I am home in Eastern Norway for summer holidays. Wonderful, after the muggy Roman August heat, to be here with endless stretches of cool green nature and silence. I do love Italy, but I really miss Norwegian nature and all the space. It goes on and on and on, and it is so quiet here! Of course, it was 6C this morning, and a high of 12C, so it is a bit chilly. Perfect for being outdoors though, so we walked up the hill to the woods.
Here, we went for a walk in the “lysløype“, a path through the woods that is illuminated in the winter for skiing, so people can ski after work.
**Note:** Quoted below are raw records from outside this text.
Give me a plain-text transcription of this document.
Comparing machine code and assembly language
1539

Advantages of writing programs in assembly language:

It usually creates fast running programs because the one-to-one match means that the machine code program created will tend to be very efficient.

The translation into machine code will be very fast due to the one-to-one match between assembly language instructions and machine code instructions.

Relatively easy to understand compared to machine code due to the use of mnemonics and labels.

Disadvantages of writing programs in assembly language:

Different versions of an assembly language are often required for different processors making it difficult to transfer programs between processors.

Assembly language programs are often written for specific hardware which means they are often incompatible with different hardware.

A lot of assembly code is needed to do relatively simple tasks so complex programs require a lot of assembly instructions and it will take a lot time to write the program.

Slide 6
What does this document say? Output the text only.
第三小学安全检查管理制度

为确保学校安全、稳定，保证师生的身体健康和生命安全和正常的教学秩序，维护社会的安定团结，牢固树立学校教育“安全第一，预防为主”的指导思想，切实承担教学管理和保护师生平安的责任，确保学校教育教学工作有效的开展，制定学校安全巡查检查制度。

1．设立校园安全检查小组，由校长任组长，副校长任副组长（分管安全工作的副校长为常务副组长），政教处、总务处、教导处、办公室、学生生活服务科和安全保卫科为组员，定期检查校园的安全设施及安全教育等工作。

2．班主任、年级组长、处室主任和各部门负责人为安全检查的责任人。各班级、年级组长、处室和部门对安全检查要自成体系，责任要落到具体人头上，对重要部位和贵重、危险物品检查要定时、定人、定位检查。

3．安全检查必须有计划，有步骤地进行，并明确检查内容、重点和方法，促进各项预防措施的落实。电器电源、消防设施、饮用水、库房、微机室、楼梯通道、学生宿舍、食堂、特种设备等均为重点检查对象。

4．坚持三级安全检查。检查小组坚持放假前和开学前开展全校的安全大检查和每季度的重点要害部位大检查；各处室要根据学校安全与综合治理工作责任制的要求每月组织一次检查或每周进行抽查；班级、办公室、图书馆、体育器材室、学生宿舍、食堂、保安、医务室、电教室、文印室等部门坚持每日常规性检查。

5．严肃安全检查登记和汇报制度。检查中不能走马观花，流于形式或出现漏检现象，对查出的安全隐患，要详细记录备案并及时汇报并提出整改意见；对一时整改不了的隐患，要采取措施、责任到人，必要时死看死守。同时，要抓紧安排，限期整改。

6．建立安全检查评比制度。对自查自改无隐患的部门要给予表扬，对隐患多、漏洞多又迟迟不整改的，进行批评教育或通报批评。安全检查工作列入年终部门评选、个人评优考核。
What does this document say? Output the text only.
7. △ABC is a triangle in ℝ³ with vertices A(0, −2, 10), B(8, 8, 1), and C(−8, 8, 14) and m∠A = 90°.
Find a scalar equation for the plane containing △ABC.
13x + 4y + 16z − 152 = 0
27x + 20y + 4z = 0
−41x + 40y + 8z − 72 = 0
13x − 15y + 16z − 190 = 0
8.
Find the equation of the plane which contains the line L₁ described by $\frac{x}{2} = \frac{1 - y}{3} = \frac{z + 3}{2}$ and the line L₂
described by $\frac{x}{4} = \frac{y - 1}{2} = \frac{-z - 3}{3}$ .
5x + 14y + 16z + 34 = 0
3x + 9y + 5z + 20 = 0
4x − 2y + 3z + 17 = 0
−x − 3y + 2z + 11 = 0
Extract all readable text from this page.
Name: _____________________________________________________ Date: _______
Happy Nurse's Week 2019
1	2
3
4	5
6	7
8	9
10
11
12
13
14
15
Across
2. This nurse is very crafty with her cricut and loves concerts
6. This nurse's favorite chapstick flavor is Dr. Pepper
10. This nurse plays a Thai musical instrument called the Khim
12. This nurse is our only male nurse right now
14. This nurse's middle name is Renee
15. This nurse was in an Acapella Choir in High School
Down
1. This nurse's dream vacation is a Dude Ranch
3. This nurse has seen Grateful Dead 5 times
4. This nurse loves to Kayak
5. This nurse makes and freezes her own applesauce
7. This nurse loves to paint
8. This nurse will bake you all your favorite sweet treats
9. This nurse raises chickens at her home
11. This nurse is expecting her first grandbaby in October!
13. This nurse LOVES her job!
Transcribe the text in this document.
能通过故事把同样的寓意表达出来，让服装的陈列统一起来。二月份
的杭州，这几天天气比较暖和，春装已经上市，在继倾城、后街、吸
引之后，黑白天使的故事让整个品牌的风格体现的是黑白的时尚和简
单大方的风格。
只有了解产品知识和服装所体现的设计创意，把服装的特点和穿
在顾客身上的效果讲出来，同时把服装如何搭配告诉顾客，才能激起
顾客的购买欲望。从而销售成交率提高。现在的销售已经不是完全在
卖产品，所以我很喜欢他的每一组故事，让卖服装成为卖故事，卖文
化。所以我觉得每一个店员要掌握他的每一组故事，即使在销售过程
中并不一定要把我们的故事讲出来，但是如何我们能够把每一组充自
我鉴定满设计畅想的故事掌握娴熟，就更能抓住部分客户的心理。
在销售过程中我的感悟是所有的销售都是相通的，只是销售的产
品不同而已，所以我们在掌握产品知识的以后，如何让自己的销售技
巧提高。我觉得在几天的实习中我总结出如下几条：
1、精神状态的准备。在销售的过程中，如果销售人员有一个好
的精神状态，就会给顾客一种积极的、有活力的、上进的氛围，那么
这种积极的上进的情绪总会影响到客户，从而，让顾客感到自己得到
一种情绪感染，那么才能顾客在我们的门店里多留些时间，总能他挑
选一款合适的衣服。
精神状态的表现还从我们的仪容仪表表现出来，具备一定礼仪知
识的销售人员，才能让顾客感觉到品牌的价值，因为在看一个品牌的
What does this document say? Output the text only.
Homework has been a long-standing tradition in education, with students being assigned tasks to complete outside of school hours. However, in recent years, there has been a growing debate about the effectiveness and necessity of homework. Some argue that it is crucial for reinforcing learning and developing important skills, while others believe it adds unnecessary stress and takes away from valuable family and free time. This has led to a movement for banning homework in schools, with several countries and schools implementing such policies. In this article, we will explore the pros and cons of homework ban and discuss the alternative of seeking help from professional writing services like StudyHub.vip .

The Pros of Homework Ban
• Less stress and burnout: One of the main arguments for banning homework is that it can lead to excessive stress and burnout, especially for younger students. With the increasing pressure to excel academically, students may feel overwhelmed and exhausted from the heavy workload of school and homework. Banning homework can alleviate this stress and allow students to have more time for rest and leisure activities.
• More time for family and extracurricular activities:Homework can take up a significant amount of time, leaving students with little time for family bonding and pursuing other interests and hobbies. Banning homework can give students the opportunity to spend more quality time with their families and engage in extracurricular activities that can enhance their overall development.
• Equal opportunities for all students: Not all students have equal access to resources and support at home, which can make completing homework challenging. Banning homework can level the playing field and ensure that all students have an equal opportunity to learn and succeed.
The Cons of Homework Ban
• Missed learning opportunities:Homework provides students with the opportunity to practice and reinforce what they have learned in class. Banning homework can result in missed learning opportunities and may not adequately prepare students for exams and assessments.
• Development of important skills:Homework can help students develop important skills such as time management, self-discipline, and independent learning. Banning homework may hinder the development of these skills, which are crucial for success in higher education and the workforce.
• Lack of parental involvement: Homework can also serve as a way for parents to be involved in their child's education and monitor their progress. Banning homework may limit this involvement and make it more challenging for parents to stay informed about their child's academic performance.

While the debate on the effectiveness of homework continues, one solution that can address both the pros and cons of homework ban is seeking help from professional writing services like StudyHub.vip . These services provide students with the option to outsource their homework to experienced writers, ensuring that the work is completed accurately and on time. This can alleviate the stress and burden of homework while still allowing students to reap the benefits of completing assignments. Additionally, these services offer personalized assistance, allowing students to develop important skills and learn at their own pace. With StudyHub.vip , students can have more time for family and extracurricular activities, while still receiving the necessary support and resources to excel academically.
In the summer, it is very nice for walking and a spot of berry picking. Also, for collecting mushrooms, IF we had the vaguest idea which ones were edible…..
….. Which we do not, so we left the mushrooms where they were. It has been quite rainy, so there are mushrooms springing up all over.
Down to business: with more family in to visit, we needed blueberries for dessert. You might remember this contraption from my blueberry picking last year? It is a berry picker, very handy. Older models were made in wood or metal, but this is my mothers’s modern plastic one for picking wild berries. These are wild blueberries, Vaccinium myrtillus which are technically bilberries in English, but blueberries to us. Quite low growing shrubs. Using the blueberry picker, you comb through from below the plant toward you.
The berries are caught in the tines and come off, the leaves pull through unharmed, and the berries collect in the base of the berry picker (bærplukker: see, Norwegian is not a difficult language!)
More mushrooms, which I have no idea what are, but they do have lovely colours!
Not bad, for a brief spell of picking, between my mother and me. The red ones are tyttebær (lingonberries, Vaccinium vitis-idaea), which we also found. Apparently there are lots near the family cabin, so there will be a daytrip there soon for some serious picking.
So, you have your small bucket of blåbær og tyttebær (blueberries and lingonberries), and now it is time to sort and clean them, which you do with a tray like this. Shake it, and small leaves and twigs fall through. Pick out the lingonberries, and voila! You have berries ready for jam or dessert, like this.
The lingonberries are very tart, but are great as a freshly made jam served with meat at dinner. They are quite robust, so I will pick some more to take back to Rome. IKEA there has lingonberry jam, but that is quite sweet and this is so much better.
It is really nice to be home in Norway for some days: family, friends, Norwegian newspapers on paper and not just online, lots of good wholewheat bread and decent boiled potatoes, cool crisp weather and fresh plums just ripening on the tree. Not to mention the endless cups of filter coffee, and offers of cakes or waffles. That is the mainstay of my English husband’s spoken Norwegian, which I call his survival Norwegian. That much he has learned is essential, as we get through a lot of coffee visits while on holidays here. Relatives will smile and offer “Mer kaffe? Mer kake?” (More coffee? More cake?) several times, as that is polite. After a couple cups and a big slab of fresh apple cake, he will smile back and say “Nei takk” (No thank-you)…… unless perhaps they are serving fresh blueberries with vanilla sauce. That is such a taste of summer!